The Grammar of Graphics by@entronad

The Grammar of Graphics

image
Entronad HackerNoon profile picture

Entronad

https://github.com/entronad

The new version of Flutter visualization library Graphic optimized its declarative specification grammar, so that it can better represent the nature of the Grammar of Graphics.

In this article, we vary a specification several times, thus transform a bar chart to a pie chart. This work displays the flexibility and diversity of the Grammar of Graphics, and also shows beginners the basic concepts of the Grammar of Graphics.

If you have never learned the Grammar of Graphics before, there is no problem to read this article. It is also a starting handbook of Graphic.

Bar charts and pie charts are both very common in data visualization. They look quite different at first sight, but they have the same nature. Why? Let's transform a bar chart to a pie chart step by step to look into the intrinsic reasons.

Let's start with a simple bar chart. The data is the same as the starting example of ECharts:

const data = [
  {'category': 'Shirts', 'sales': 5},
  {'category': 'Cardigans', 'sales': 20},
  {'category': 'Chiffons', 'sales': 36},
  {'category': 'Pants', 'sales': 10},
  {'category': 'Heels', 'sales': 10},
  {'category': 'Socks', 'sales': 20},
];

Declarative Specification

Graphic adopts a declarative specification. All grammars of visualization is specified in the constructor of the Chart widget:

Chart(
  data: data,
  variables: {
    'category': Variable(
      accessor: (Map map) => map['category'] as String,
    ),
    'sales': Variable(
      accessor: (Map map) => map['sales'] as num,
    ),
  },
  elements: [IntervalElement()],
  axes: [
    Defaults.horizontalAxis,
    Defaults.verticalAxis,
  ],
)

Data and Variable

The data of a chart is imported by the data property. It can be a List of any type. Inside the chart, the data items are converted to uniform Tuple objects. How Tuple fields are extracted from data items is defined by Variables.

We can see from the example code that the grammar of the specification is concise, yet the variables definition takes half the length. Since Dart is a strict typed language, in order to allow any input datum type, detailed Variable definitions are quite necessary.

Geometry Element

The greatest idea of the Grammar of Graphics is distinguishing the difference between abstract graph and perceivable graphic.
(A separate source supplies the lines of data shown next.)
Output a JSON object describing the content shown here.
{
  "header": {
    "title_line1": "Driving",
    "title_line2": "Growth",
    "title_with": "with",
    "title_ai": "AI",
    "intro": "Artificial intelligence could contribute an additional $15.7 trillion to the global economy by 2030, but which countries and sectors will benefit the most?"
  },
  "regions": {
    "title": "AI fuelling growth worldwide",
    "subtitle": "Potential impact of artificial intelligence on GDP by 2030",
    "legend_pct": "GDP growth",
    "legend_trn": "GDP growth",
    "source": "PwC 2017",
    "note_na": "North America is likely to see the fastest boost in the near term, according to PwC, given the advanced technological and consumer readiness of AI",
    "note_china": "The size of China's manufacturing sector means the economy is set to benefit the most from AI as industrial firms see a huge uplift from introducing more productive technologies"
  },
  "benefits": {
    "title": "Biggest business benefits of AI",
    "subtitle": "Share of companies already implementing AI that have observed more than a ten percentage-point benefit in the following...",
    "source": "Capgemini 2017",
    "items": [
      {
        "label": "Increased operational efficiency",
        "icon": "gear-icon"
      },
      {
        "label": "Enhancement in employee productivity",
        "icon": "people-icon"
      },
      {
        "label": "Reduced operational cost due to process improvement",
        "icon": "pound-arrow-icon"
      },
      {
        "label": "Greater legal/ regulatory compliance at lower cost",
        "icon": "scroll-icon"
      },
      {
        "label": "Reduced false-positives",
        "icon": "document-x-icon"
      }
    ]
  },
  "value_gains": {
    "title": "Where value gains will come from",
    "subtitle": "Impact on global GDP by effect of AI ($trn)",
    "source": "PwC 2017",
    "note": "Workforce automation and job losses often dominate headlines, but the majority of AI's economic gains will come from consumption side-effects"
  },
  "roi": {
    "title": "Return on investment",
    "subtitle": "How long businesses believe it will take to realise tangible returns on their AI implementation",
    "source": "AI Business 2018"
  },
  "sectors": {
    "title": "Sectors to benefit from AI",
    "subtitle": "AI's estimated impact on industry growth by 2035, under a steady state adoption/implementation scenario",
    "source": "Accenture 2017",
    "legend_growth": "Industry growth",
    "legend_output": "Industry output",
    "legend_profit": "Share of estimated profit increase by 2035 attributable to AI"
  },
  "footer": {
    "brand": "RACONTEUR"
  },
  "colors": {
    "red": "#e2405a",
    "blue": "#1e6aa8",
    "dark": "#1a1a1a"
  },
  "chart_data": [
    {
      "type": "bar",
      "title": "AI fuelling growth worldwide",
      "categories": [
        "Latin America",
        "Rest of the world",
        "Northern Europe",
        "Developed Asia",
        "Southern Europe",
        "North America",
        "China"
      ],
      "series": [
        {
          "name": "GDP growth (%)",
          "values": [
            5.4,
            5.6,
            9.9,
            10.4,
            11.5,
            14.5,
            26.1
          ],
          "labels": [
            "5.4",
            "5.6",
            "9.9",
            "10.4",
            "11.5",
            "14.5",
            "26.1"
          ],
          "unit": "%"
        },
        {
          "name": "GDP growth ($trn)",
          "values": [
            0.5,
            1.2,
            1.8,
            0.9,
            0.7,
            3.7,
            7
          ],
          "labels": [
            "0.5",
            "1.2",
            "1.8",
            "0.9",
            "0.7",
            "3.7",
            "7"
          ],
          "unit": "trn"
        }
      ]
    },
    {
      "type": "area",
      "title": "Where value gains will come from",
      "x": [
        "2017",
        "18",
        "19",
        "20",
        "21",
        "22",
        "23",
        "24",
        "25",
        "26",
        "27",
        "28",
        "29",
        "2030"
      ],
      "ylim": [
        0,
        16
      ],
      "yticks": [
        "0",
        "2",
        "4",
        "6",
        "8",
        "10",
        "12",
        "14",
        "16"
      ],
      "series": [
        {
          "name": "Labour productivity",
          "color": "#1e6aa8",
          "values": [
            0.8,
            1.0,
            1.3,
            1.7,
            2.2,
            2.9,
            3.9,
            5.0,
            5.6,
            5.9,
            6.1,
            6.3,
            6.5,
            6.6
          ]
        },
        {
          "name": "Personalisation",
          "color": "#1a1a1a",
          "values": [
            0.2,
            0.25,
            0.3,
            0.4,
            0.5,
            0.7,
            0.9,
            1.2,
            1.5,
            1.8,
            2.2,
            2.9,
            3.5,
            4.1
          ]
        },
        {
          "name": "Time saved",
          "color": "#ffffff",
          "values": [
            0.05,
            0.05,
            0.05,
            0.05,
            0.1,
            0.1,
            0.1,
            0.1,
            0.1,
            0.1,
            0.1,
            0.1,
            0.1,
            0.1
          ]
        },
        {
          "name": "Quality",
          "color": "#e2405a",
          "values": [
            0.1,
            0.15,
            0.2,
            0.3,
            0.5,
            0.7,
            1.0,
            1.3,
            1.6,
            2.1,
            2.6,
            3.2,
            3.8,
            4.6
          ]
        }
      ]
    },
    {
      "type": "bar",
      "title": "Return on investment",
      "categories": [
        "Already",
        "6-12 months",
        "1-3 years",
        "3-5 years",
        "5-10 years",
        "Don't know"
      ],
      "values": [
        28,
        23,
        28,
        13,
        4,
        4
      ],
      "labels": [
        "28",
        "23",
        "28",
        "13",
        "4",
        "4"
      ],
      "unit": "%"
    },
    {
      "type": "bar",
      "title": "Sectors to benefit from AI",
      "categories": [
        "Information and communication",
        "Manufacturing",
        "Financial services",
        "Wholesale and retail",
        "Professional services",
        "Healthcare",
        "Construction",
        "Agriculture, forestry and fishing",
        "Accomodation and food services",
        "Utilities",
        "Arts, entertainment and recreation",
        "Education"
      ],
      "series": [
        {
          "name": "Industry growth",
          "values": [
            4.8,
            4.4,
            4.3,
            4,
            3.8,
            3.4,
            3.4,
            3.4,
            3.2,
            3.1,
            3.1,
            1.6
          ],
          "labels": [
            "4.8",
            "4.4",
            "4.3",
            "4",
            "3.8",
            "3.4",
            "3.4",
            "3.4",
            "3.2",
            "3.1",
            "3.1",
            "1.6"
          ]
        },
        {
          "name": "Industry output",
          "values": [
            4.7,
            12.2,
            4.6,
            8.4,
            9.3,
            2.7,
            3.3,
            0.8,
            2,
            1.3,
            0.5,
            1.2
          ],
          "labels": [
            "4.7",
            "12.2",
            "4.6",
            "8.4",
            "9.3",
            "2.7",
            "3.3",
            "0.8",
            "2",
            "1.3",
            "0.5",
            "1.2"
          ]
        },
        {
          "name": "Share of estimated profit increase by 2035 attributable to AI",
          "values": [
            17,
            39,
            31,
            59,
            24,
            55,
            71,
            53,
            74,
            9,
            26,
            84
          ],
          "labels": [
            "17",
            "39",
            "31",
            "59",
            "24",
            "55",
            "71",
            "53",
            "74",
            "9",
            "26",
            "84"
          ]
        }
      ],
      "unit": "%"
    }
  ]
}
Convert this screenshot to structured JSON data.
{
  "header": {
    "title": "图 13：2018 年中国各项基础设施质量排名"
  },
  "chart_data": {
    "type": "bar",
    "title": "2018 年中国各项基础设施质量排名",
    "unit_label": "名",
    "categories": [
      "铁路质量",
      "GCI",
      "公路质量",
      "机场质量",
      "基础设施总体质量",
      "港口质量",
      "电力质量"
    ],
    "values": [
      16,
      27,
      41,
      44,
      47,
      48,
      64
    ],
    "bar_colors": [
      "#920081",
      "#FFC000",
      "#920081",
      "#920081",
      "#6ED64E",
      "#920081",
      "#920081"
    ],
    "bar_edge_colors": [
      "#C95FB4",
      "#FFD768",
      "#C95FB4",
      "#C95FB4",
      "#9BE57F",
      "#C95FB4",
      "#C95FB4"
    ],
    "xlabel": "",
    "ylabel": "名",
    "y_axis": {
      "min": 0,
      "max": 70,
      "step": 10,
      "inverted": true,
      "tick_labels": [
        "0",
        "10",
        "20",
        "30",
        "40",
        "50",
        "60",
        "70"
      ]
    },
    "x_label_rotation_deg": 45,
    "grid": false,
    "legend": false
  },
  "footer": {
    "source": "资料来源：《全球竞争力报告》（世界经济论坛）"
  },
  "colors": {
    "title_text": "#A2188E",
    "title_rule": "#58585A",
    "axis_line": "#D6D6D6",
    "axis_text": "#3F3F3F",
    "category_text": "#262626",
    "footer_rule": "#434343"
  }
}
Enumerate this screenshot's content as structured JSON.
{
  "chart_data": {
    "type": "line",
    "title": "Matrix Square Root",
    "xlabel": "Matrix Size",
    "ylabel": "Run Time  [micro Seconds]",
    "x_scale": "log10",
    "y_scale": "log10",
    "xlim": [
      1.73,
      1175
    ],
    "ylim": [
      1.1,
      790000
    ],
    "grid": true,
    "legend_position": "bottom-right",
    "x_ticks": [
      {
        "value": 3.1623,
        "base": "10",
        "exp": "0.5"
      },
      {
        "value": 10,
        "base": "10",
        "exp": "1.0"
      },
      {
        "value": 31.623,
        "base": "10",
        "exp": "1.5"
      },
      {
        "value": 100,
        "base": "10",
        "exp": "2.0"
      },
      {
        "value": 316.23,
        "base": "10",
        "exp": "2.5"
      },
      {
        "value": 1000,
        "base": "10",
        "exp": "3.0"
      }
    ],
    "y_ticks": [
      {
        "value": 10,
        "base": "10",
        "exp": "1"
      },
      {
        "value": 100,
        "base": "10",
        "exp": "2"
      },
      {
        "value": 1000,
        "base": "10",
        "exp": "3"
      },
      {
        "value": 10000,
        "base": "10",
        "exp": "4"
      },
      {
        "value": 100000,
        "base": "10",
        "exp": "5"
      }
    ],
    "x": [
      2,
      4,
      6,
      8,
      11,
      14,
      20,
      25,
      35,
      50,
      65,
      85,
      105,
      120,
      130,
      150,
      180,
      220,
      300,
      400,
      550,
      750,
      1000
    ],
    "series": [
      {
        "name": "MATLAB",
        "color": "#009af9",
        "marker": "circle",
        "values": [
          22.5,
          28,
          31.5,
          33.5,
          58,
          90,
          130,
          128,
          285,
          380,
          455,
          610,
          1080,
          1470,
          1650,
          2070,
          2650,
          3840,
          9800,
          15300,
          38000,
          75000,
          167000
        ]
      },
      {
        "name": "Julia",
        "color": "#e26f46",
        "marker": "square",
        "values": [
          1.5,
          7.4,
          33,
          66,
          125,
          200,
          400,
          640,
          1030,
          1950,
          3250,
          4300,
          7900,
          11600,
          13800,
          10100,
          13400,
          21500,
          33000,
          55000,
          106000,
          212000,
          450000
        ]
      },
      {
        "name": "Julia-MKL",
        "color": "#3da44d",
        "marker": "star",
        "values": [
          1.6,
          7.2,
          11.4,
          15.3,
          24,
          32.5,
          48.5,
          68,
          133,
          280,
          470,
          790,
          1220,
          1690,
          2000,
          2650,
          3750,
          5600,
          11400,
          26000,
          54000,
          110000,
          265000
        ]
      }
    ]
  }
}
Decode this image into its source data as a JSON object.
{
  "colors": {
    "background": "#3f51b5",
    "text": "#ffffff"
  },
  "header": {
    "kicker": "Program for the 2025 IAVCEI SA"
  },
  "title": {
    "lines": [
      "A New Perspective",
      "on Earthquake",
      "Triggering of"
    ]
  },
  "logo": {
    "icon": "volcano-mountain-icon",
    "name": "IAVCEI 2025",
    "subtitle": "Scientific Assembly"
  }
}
For instance, whether a datum is an interval of values or a point of a value, is called the graph; whether the item on canvas is a bar or a triangle, the width, and the height, is called the graphic. The steps to create a graph and a graphic are called geometry and aesthetic, respectively.

The concepts of graph and graphic reach the intrinsic relationship between data and graphics. They are the key for the Grammar of Graphics to get free from the constraints of chart typologies.

The GeomElement is where these two concepts are defined. Its types determine the graph type, and they are:

The height of a bar in the chart represents the interval between 0 and the datum value, so we choose IntervalElement. Thus we get a very common bar chart:

image

Let's get back to the beginning quest. The angles in a pie chart also display intervals, so we should also choose the IntervalElement. But why does a bar chart render rectangles, while a pie chart renders sectors?

Coordinate

A coordinate assigns variables into different dimensions in the plane. For rectangle coordinates (RectCoord), the dimensions are horizontal and vertical; and for polar coordinates (PolarCoord), dimensions are angle and radius.

The example above doesn't indicate the coord property, so a default rectangle coordinate is set. Since the pie chart displays intervals with angles, it should be a polar coordinate. We add a definition to indicate that:

coord: PolarCoord()

Then the chart becomes a rose chart:

image

This seems to get close to a pie chart. But the graphics look imperfect. It needs some fixing.

Scale

The first problem is, the proportions of the sector radiuses seem not equal to the proportions of the salse values.

This problem revolves around an important concept of the Grammar of Graphics: the Scale.

The original data values could be numbers, strings, or time. Even only of numbers, the values may range several orders of magnitude. So before used in the chart, they should be normalized. This step is called scaling.

The continuous data, such as numbers and time, should be normalized to [0, 1]; while the discrete data, such as strings, should be mapped to natural number indexes like 0, 1, 2, 3...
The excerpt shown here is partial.